„Ich war schon mal hier im Birdland. Das ist zwölf Jahre her. Ich hoffe, ich habe seither etwas dazugelernt.“ – Macht der Mann Witze? Da ist mit Vijay Iyer aus New York einer der besten Jazzpianisten seiner Generation in Neuburg zu Gast und demonstriert seine Ausnahmestellung auch gleich mit einem in jeder Hinsicht überragenden Konzert, und dann so eine Aussage? Reines Understatement, ganz klar. Noch dazu, nachdem er ja nicht nur als Pianist glänzt, sondern sogar noch dem großen Werk „Das Piano Trio im Jazz“, an dem alle wichtigen Pianisten ihrer Zeit mitgeschrieben haben, einen Eintrag hinzufügt.
Wenn man Iyer zuhört, unternimmt man automatisch eine Reise durch die Geschichte des Jazz. In seinem Spiel und mit seinen Kompositionen verbindet er Avantgarde, Groove, Pop, Modern Jazz und Tradition, lässt aber auch Einflüsse indischer Musik zu. In jedes einzelne Stück seiner beiden Alben „Uneasy“ von 2021 und „Compassion“ von 2023, um die es im Birdland hauptsächlich geht, wimmelt es nur so von Zitaten, Stilbrüchen und Genrewechseln. Was als vermeintliche Ballade leise und behutsam beginnt, kann durchaus mit wuchtigen Klangergüssen enden. Verführerische kleine Melodien werden mit drängenden Grooves kombiniert, Rhythmische Finessen laufen aus in sanft fließenden Bögen und immer wieder meint man, gerade eben eine Passage aus einem Film, aus einem Standard oder ein Motiv aus einer Popnummer entdeckt zu haben, ehe Iyer sich schon wieder anderem zuwendet. Wer Vielseitigkeit ohne jede Scheu und Berührungsängste sucht, ist bei ihm an der richtigen Adresse. Und was das Überraschende ist: Was ihm auch spontan einfällt, passt an genau die von ihm gewählte Stelle.
Vijay Iyer ist ein Virtuose, seine beiden Kollegen sind das freilich auch. Solistisch sind sie über jeden Zweifel erhaben. Bei dem, was Linda May Han Oh am Kontrabass anstellt, stockt einem der Atem, wie sie zusammen mit dem technisch absolut perfekten Jeremy Dutton am Schlagzeug Druck aufbaut mit ganz wenigen oder nur einem einzigen Ton, ist ebenso spektakulär wie die immense Dichte im Spiel des Drummers. Nicht umsonst heißt eine Komposition nach der Pause „Maelstrom“. In einen solchen fühlt man sich tatsächlich etliche Male geworfen, wenn die Band fast anfängt zu schweben, die Musik beginnt, ein Eigenleben zu entwickeln.

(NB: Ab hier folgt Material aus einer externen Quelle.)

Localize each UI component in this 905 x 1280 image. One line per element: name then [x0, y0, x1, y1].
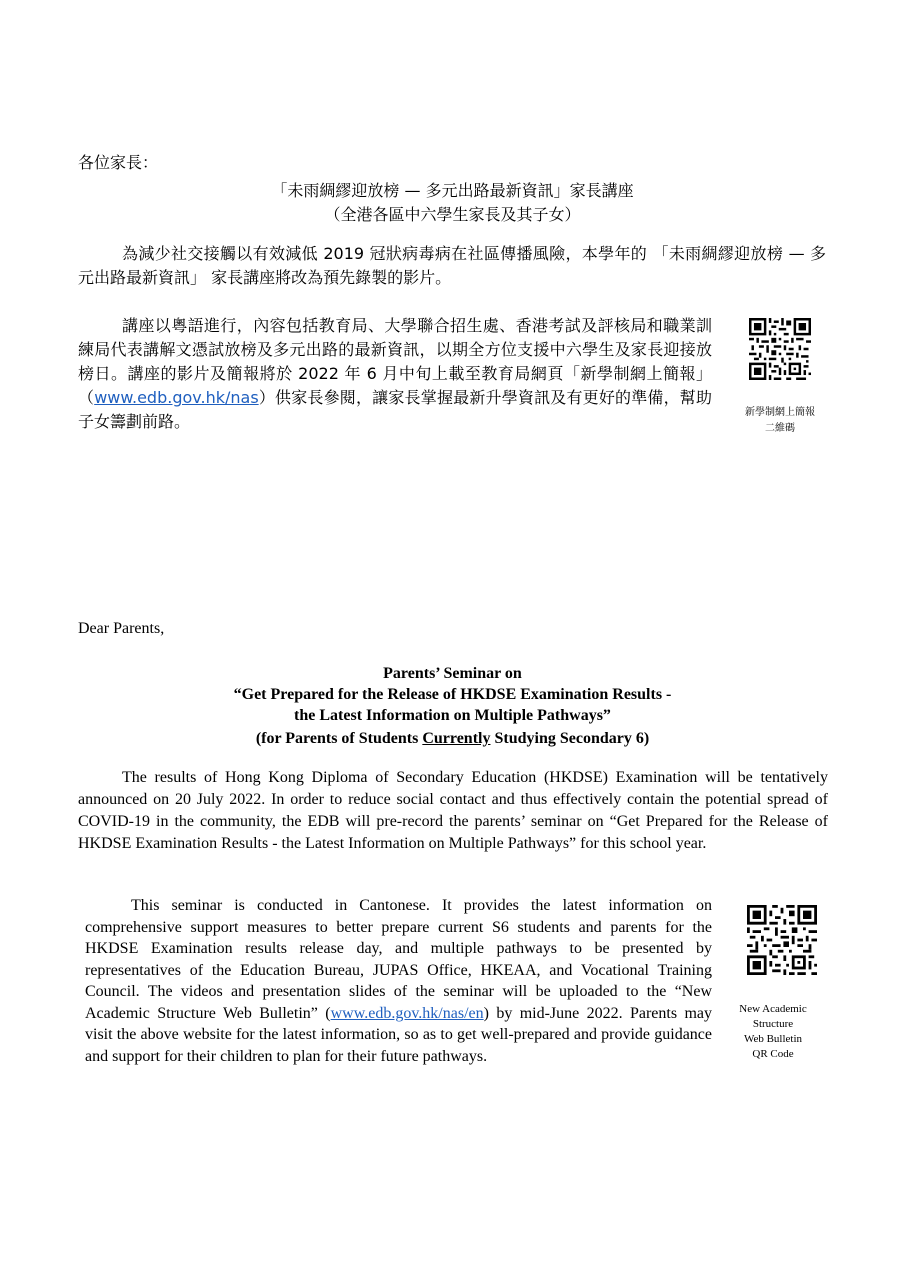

The Vijay iyer Trio „Night And Day“ als eine vor spontaner Kreativität nur so strotzende Adaption eines Klassikers. „Overjoyed“ als lyrische Verbeugung vor Chick Corea’s Version einer Stevie Wonder-Nummer. „Combat Breathing“ und „Abundance“ als Belege für Iyers herausragende Stellung als Komponist und schließlich das noch unveröffentlichte „Kite“, eine Hommage an den am 6. Dezember 2023 bei einem Luftangriff auf Gaza getöteten palästinensischen Dichter Refaat Alarer und dessen letztes Gedicht vor seinem Tod mit dem Titel „If I Must Die.“ – Der Abend ist nicht nur voll von Höhepunkten, der Abend ist ein Höhepunkt. Im Herbstprogramm des Birdland Jazzclubs, in der Reihe Art Of Piano, im großen Lexikon der Piano Trios, dem Iyer ein neues Kapitel hinzufügt, in dem er auf die bereits veröffentlichten aufbaut und ihnen seine Sichtweise an die Seite stellt. Man sollte Begriffe wie „sensationell“ oder „phänomenal“ ja nicht überstrapazieren, in diesem Falle allerdings kommt man um sie nicht herum.